The Sunday Magazine·Point of View

Why essayist June Grant never got married

For years, June Grant was a regular voice on The Sunday Edition, contributing her utterly original take on the cosmos, poetry, solitude and the human condition. She died in June 2014 at 88.​​​​​​​ We revisit her 2001 essay on why she never got married.
A woman is shown, with her arms around a large tree.
June Grant was a regular contributor to The Sunday Edition. (CBC file photo)

Special to CBC Radio

This essay was originally broadcast in 2001. For years, June Grant was a regular voice on the program, who contributed her utterly original take on the cosmos, poetry, solitude and the human condition. She died in June 2014 at 88.

It's amazing how often a single woman is asked the question: how come you never married? Especially a woman of my generation, because when I was young having a husband was so vital (socially and financially). 

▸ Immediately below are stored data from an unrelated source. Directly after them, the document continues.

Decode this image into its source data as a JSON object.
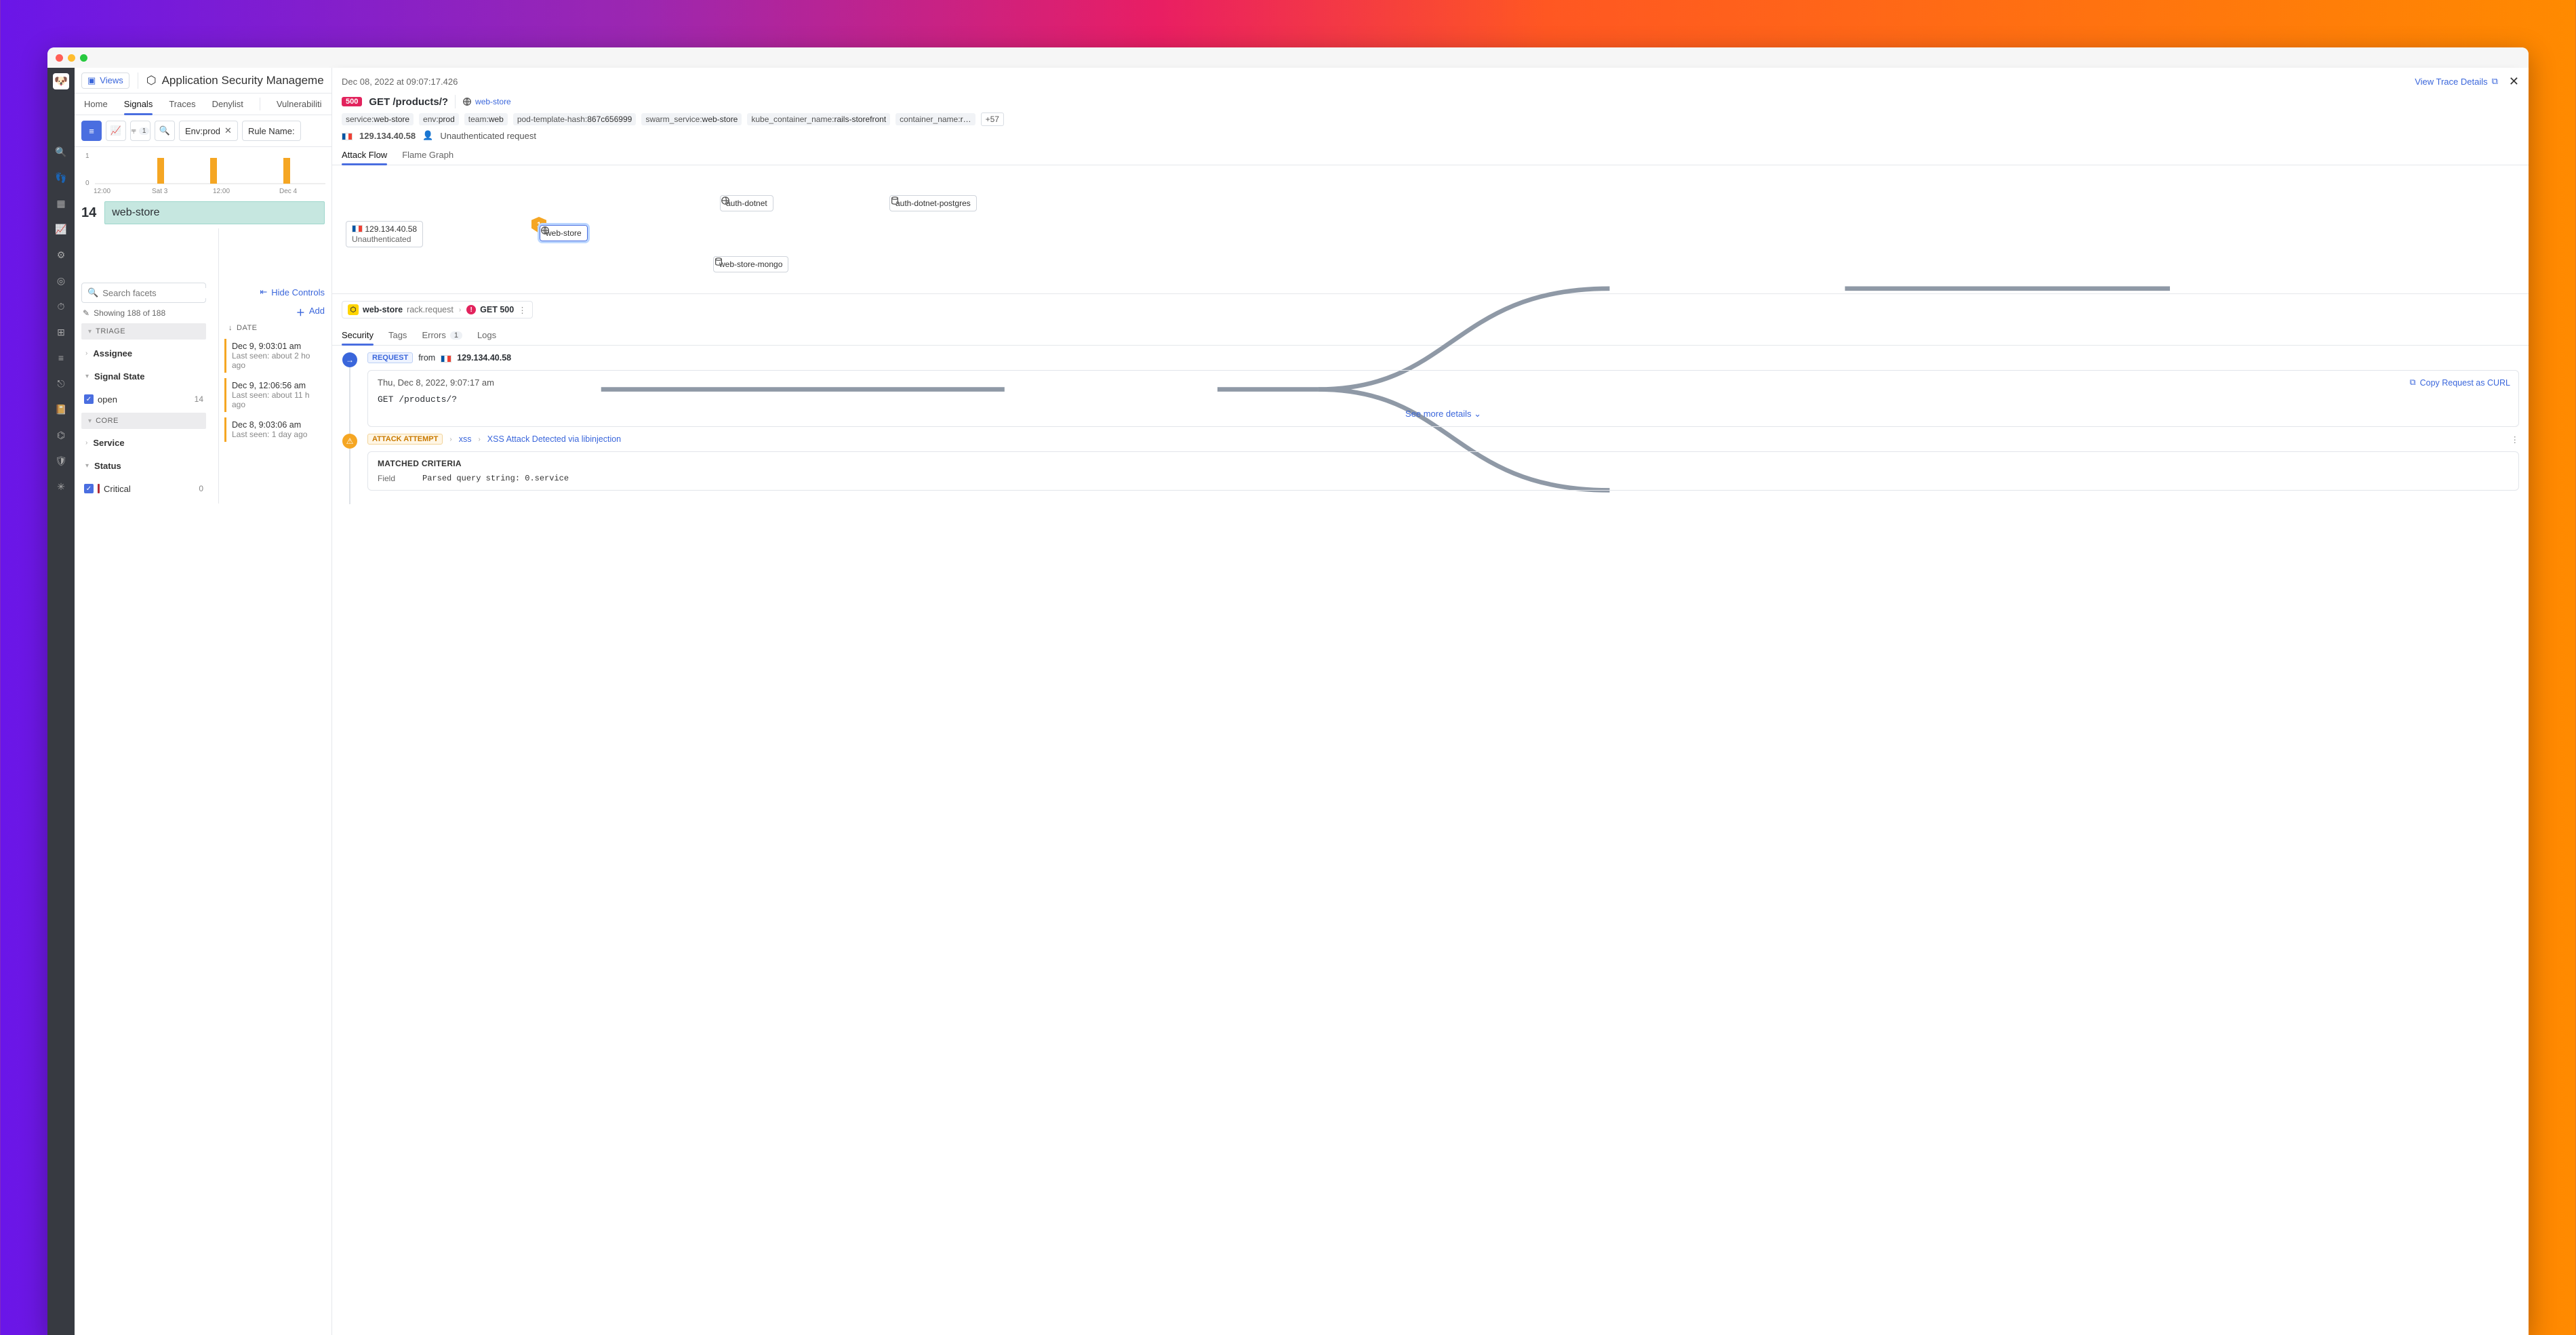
{
  "window": {
    "views_label": "Views",
    "page_title": "Application Security Manageme"
  },
  "nav_tabs": [
    "Home",
    "Signals",
    "Traces",
    "Denylist",
    "Vulnerabiliti"
  ],
  "nav_active": 1,
  "toolbar": {
    "filter_count": "1",
    "chip_env": "Env:prod",
    "chip_rule": "Rule Name:"
  },
  "chart_data": {
    "type": "bar",
    "y_ticks": [
      "1",
      "0"
    ],
    "x_ticks": [
      "12:00",
      "Sat 3",
      "12:00",
      "Dec 4"
    ],
    "series": [
      {
        "name": "signals",
        "values": [
          0,
          0,
          1,
          0,
          1,
          0,
          1,
          0
        ]
      }
    ],
    "color": "#f5a623"
  },
  "summary": {
    "count": "14",
    "label": "web-store"
  },
  "facets": {
    "search_placeholder": "Search facets",
    "hide_controls": "Hide Controls",
    "showing": "Showing 188 of 188",
    "add": "Add",
    "triage_head": "TRIAGE",
    "assignee": "Assignee",
    "signal_state": "Signal State",
    "open_label": "open",
    "open_count": "14",
    "core_head": "CORE",
    "service": "Service",
    "status": "Status",
    "critical_label": "Critical",
    "critical_count": "0"
  },
  "signals_list": {
    "date_head": "DATE",
    "rows": [
      {
        "time": "Dec 9, 9:03:01 am",
        "sub": "Last seen: about 2 ho",
        "sub2": "ago"
      },
      {
        "time": "Dec 9, 12:06:56 am",
        "sub": "Last seen: about 11 h",
        "sub2": "ago"
      },
      {
        "time": "Dec 8, 9:03:06 am",
        "sub": "Last seen: 1 day ago",
        "sub2": ""
      }
    ]
  },
  "detail": {
    "timestamp": "Dec 08, 2022 at 09:07:17.426",
    "view_trace": "View Trace Details",
    "status_badge": "500",
    "method": "GET",
    "path": "/products/?",
    "service": "web-store",
    "tags": [
      {
        "k": "service",
        "v": "web-store"
      },
      {
        "k": "env",
        "v": "prod"
      },
      {
        "k": "team",
        "v": "web"
      },
      {
        "k": "pod-template-hash",
        "v": "867c656999"
      },
      {
        "k": "swarm_service",
        "v": "web-store"
      },
      {
        "k": "kube_container_name",
        "v": "rails-storefront"
      },
      {
        "k": "container_name",
        "v": "r…"
      }
    ],
    "more_tags": "+57",
    "ip": "129.134.40.58",
    "auth": "Unauthenticated request",
    "flow_tabs": [
      "Attack Flow",
      "Flame Graph"
    ],
    "flow": {
      "src_ip": "129.134.40.58",
      "src_sub": "Unauthenticated",
      "center": "web-store",
      "shield": "1",
      "node_top": "auth-dotnet",
      "node_top_right": "auth-dotnet-postgres",
      "node_bottom": "web-store-mongo"
    },
    "breadcrumb": {
      "svc": "web-store",
      "op": "rack.request",
      "span": "GET 500"
    },
    "span_tabs": {
      "items": [
        "Security",
        "Tags",
        "Errors",
        "Logs"
      ],
      "errors_count": "1"
    },
    "request": {
      "label": "REQUEST",
      "from": "from",
      "ip": "129.134.40.58",
      "date": "Thu, Dec 8, 2022, 9:07:17 am",
      "line": "GET  /products/?",
      "copy": "Copy Request as CURL",
      "see_more": "See more details"
    },
    "attack": {
      "label": "ATTACK ATTEMPT",
      "type": "xss",
      "desc": "XSS Attack Detected via libinjection",
      "matched_head": "MATCHED CRITERIA",
      "field_label": "Field",
      "parsed": "Parsed query string: 0.service"
    }
  }
}
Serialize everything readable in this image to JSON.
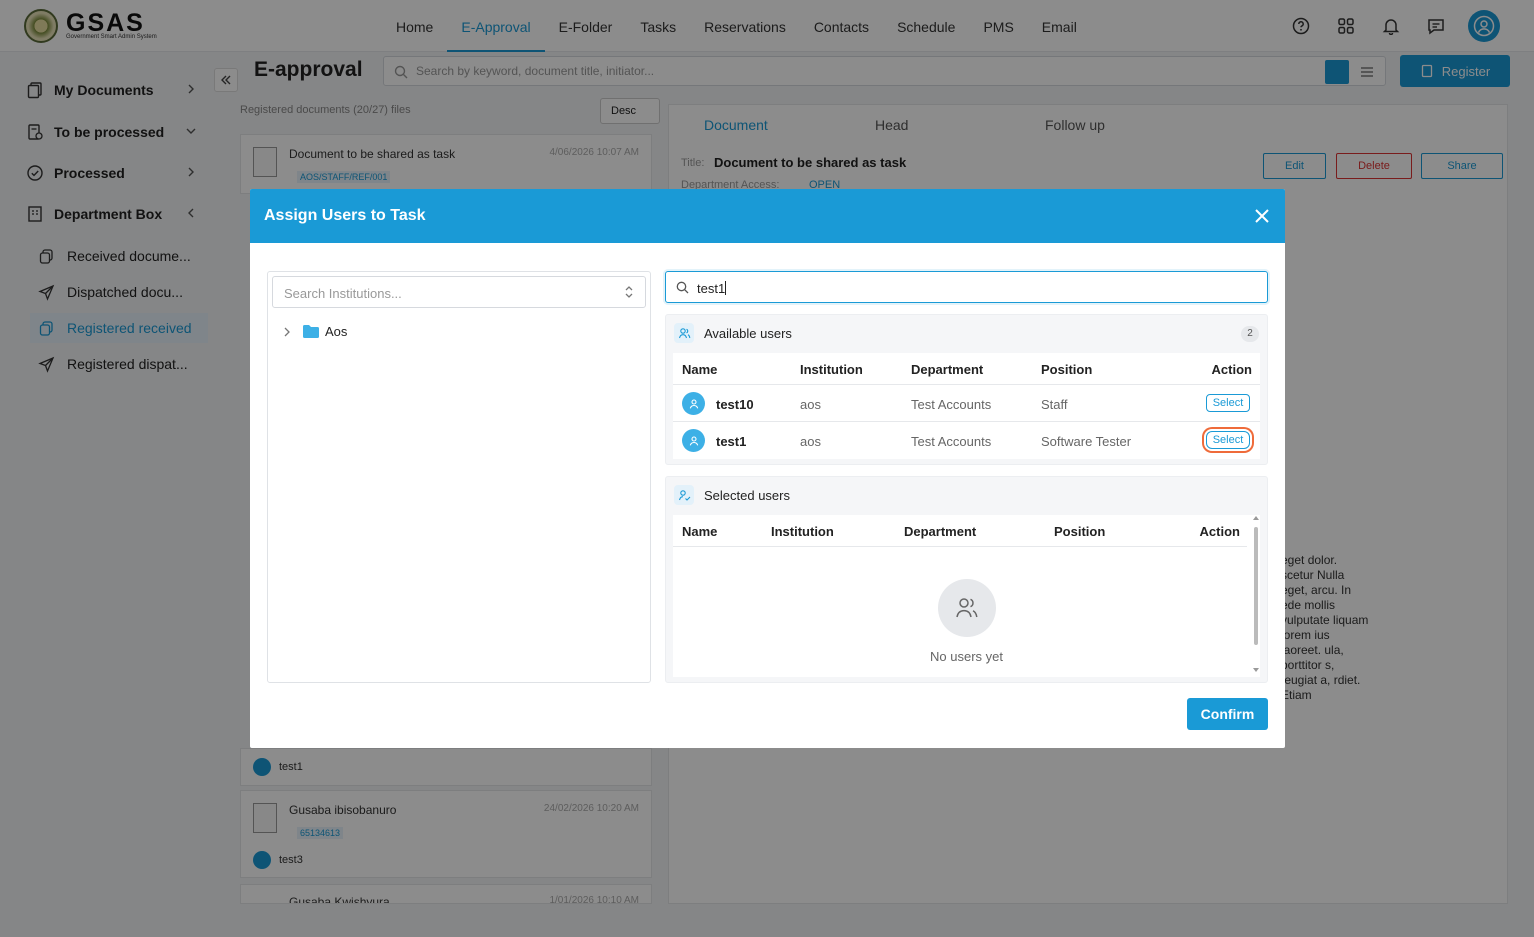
{
  "app": {
    "logo_text": "GSAS",
    "logo_subtitle": "Government Smart Admin System"
  },
  "nav": {
    "items": [
      "Home",
      "E-Approval",
      "E-Folder",
      "Tasks",
      "Reservations",
      "Contacts",
      "Schedule",
      "PMS",
      "Email"
    ],
    "active": "E-Approval"
  },
  "sidebar": {
    "items": [
      {
        "label": "My Documents",
        "icon": "documents-icon"
      },
      {
        "label": "To be processed",
        "icon": "pending-icon"
      },
      {
        "label": "Processed",
        "icon": "check-circle-icon"
      },
      {
        "label": "Department Box",
        "icon": "building-icon"
      }
    ],
    "sub_items": [
      {
        "label": "Received docume...",
        "icon": "copy-icon"
      },
      {
        "label": "Dispatched docu...",
        "icon": "send-icon"
      },
      {
        "label": "Registered received",
        "icon": "copy-icon",
        "active": true
      },
      {
        "label": "Registered dispat...",
        "icon": "send-icon"
      }
    ]
  },
  "page": {
    "title": "E-approval",
    "search_placeholder": "Search by keyword, document title, initiator...",
    "register_label": "Register",
    "registered_count": "Registered documents (20/27) files",
    "sort_label": "Desc"
  },
  "documents": [
    {
      "title": "Document to be shared as task",
      "date": "4/06/2026 10:07 AM",
      "code": "AOS/STAFF/REF/001"
    },
    {
      "user": "test1"
    },
    {
      "title": "Gusaba ibisobanuro",
      "date": "24/02/2026 10:20 AM",
      "code": "65134613",
      "user": "test3"
    },
    {
      "title": "Gusaba Kwishyura",
      "date": "1/01/2026 10:10 AM"
    }
  ],
  "detail": {
    "tabs": [
      "Document",
      "Head",
      "Follow up"
    ],
    "title_label": "Title:",
    "title": "Document to be shared as task",
    "department_access": "Department Access:",
    "status": "OPEN",
    "edit_label": "Edit",
    "delete_label": "Delete",
    "share_label": "Share",
    "body_text": "eget dolor. scetur Nulla eget, arcu. In ede mollis vulputate liquam lorem ius laoreet. ula, porttitor s, feugiat a, rdiet. Etiam"
  },
  "modal": {
    "title": "Assign Users to Task",
    "institution_placeholder": "Search Institutions...",
    "tree": [
      {
        "label": "Aos",
        "icon": "folder-icon"
      }
    ],
    "user_search_value": "test1",
    "available": {
      "title": "Available users",
      "count": "2",
      "headers": [
        "Name",
        "Institution",
        "Department",
        "Position",
        "Action"
      ],
      "rows": [
        {
          "name": "test10",
          "institution": "aos",
          "department": "Test Accounts",
          "position": "Staff",
          "action": "Select"
        },
        {
          "name": "test1",
          "institution": "aos",
          "department": "Test Accounts",
          "position": "Software Tester",
          "action": "Select",
          "focused": true
        }
      ]
    },
    "selected": {
      "title": "Selected users",
      "headers": [
        "Name",
        "Institution",
        "Department",
        "Position",
        "Action"
      ],
      "empty_text": "No users yet"
    },
    "confirm_label": "Confirm"
  },
  "colors": {
    "accent": "#1a9ad6",
    "focus_ring": "#ef6b3a",
    "overlay": "rgba(0,0,0,0.45)"
  }
}
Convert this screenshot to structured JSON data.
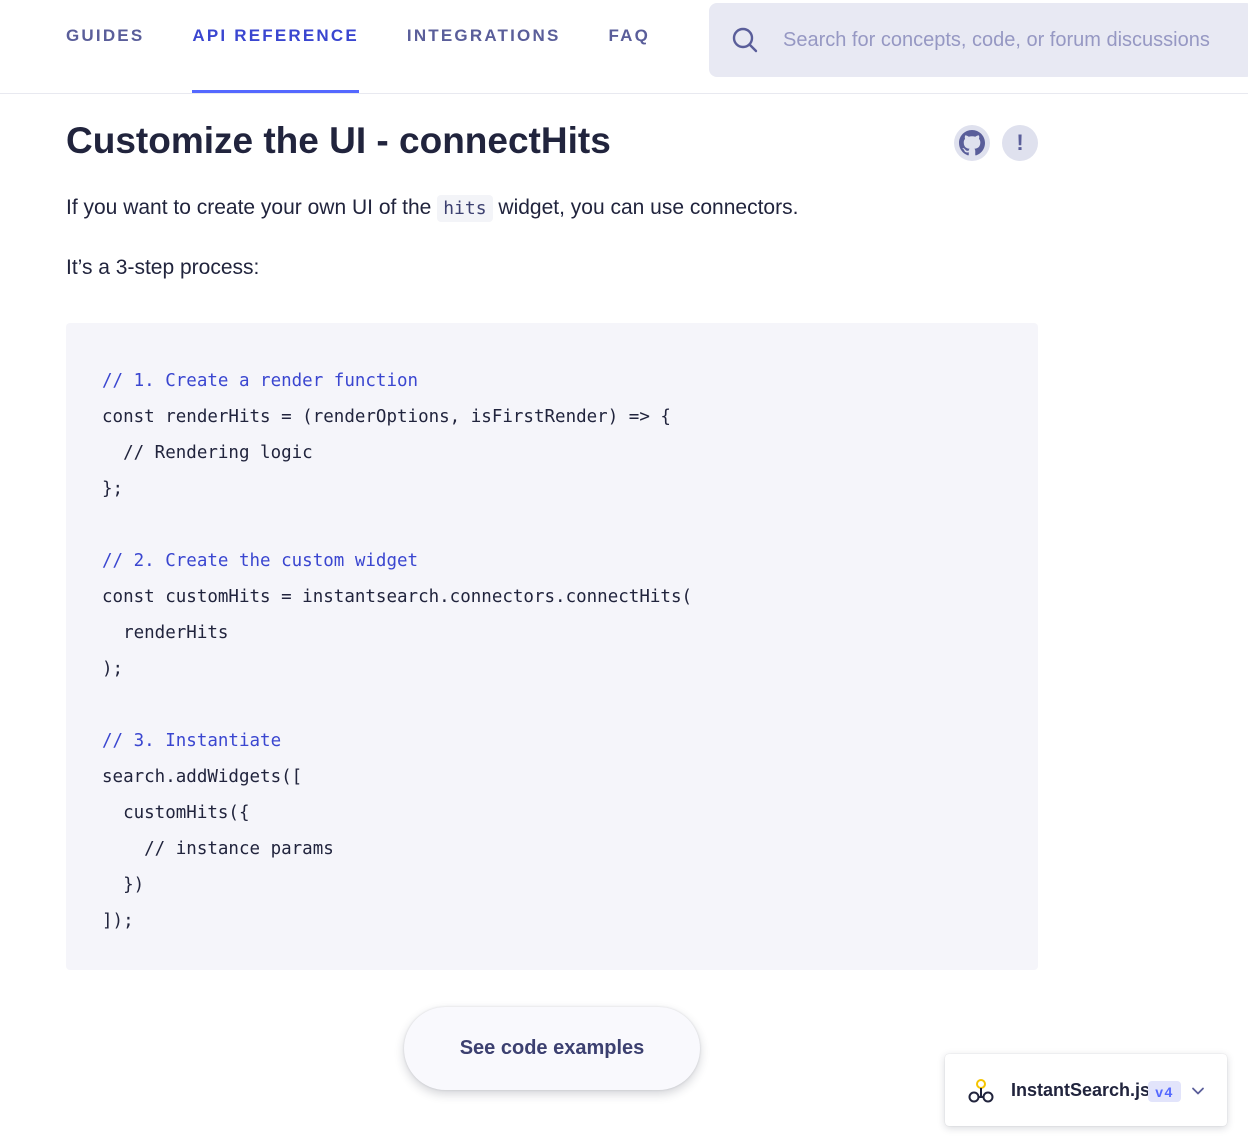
{
  "nav": {
    "items": [
      {
        "label": "GUIDES",
        "active": false
      },
      {
        "label": "API REFERENCE",
        "active": true
      },
      {
        "label": "INTEGRATIONS",
        "active": false
      },
      {
        "label": "FAQ",
        "active": false
      }
    ]
  },
  "search": {
    "placeholder": "Search for concepts, code, or forum discussions",
    "value": "",
    "icon": "search-icon"
  },
  "page": {
    "title": "Customize the UI - connectHits",
    "github_icon": "github-icon",
    "issue_icon": "exclamation-icon",
    "issue_label": "!",
    "intro_before": "If you want to create your own UI of the ",
    "intro_code": "hits",
    "intro_after": " widget, you can use connectors.",
    "steps_text": "It’s a 3-step process:"
  },
  "code": {
    "lines": [
      {
        "text": "// 1. Create a render function",
        "comment": true
      },
      {
        "text": "const renderHits = (renderOptions, isFirstRender) => {",
        "comment": false
      },
      {
        "text": "  // Rendering logic",
        "comment": false
      },
      {
        "text": "};",
        "comment": false
      },
      {
        "text": "",
        "comment": false
      },
      {
        "text": "// 2. Create the custom widget",
        "comment": true
      },
      {
        "text": "const customHits = instantsearch.connectors.connectHits(",
        "comment": false
      },
      {
        "text": "  renderHits",
        "comment": false
      },
      {
        "text": ");",
        "comment": false
      },
      {
        "text": "",
        "comment": false
      },
      {
        "text": "// 3. Instantiate",
        "comment": true
      },
      {
        "text": "search.addWidgets([",
        "comment": false
      },
      {
        "text": "  customHits({",
        "comment": false
      },
      {
        "text": "    // instance params",
        "comment": false
      },
      {
        "text": "  })",
        "comment": false
      },
      {
        "text": "]);",
        "comment": false
      }
    ]
  },
  "examples_button": {
    "label": "See code examples"
  },
  "version_switcher": {
    "logo_icon": "instantsearch-logo-icon",
    "name": "InstantSearch.js",
    "version": "v4",
    "chevron_icon": "chevron-down-icon"
  },
  "colors": {
    "accent": "#5468ff",
    "active_nav": "#3a46d0",
    "text": "#21243d",
    "code_bg": "#f5f5fa"
  }
}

Most of the girls I grew up with married the first man who "proposed to them. I didn't. I've lived my whole life outside the "magic ring". Partly because "till death do us part" seemed too much to promise. 

I'd start thinking about how quickly I kept outgrowing books, for example. What would happen if I came to the last page of a husband? Could I still love certain things about him, put him on a shelf with his special paragraphs marked for re-reading, then go off by myself in a different, more mysterious direction? Me? A nice Catholic girl of the 1940s? Not a chance. 

June Grant with her great-great-nephew Graeme in 2002.
So, huge and exciting as a Wedding Day seemed to be, I couldn't help thinking about the day after. And all the years after that. 

There was also a deeper reason, one I never spoke about even to my friend Marge. I wanted to live alone and learn to provide for myself, because depending on someone else was too dangerous. That was a lesson I learned from the Great Depression of the 1930s, which hit my family hard. 

Mother, for example, had never even made a cup of tea in her life, but during those years she learned how to soak a lot more than a tea-bag. I can still see her washing our sheets in the bathtub, using a broom-handle to swirl them around. 

And things went from bad to worse when my father was suddenly paralyzed by a stroke. 

One day soon after that I went downtown to Birks with my mother. She had an appointment to sell her engagement ring. I remember vividly the evaluator she dealt with - his sensitivity and courtesy. It was as if I knew a whole new world was taking shape, in which sensitivity and courtesy would be in short supply. 

When the deal was done, the two of us went to Woolworth's for their 25 cent luncheon special. 

I noticed my mother kept her left glove on, and I wanted to say, "Does your hand feel cold? Let me hold it." 

But I didn't; in our family we never discussed reality. Unpleasant things were politely ignored, like a faux-pas at a dinner party. But something in me was howling: I never want an engagement ring, or a husband, or a family. Never. 

"And so," says my sensible friend Marge, la widow: "were you any better off working in an office year after year?" 

"Well don't forget, Marge, I had a lot of freedom after hours. I had freedom to run off with Tennyson's "Ulysses" and "Follow knowledge like a sinking star/Beyond the utmost bounds of human thought."

I had time to delve into the spiritual insights of the East, which can transform a life. And I even discovered a little-known woman poet, whose words still make me grateful for every quiet moment where "When I am alone, envy me then/For I have better friends than women and men."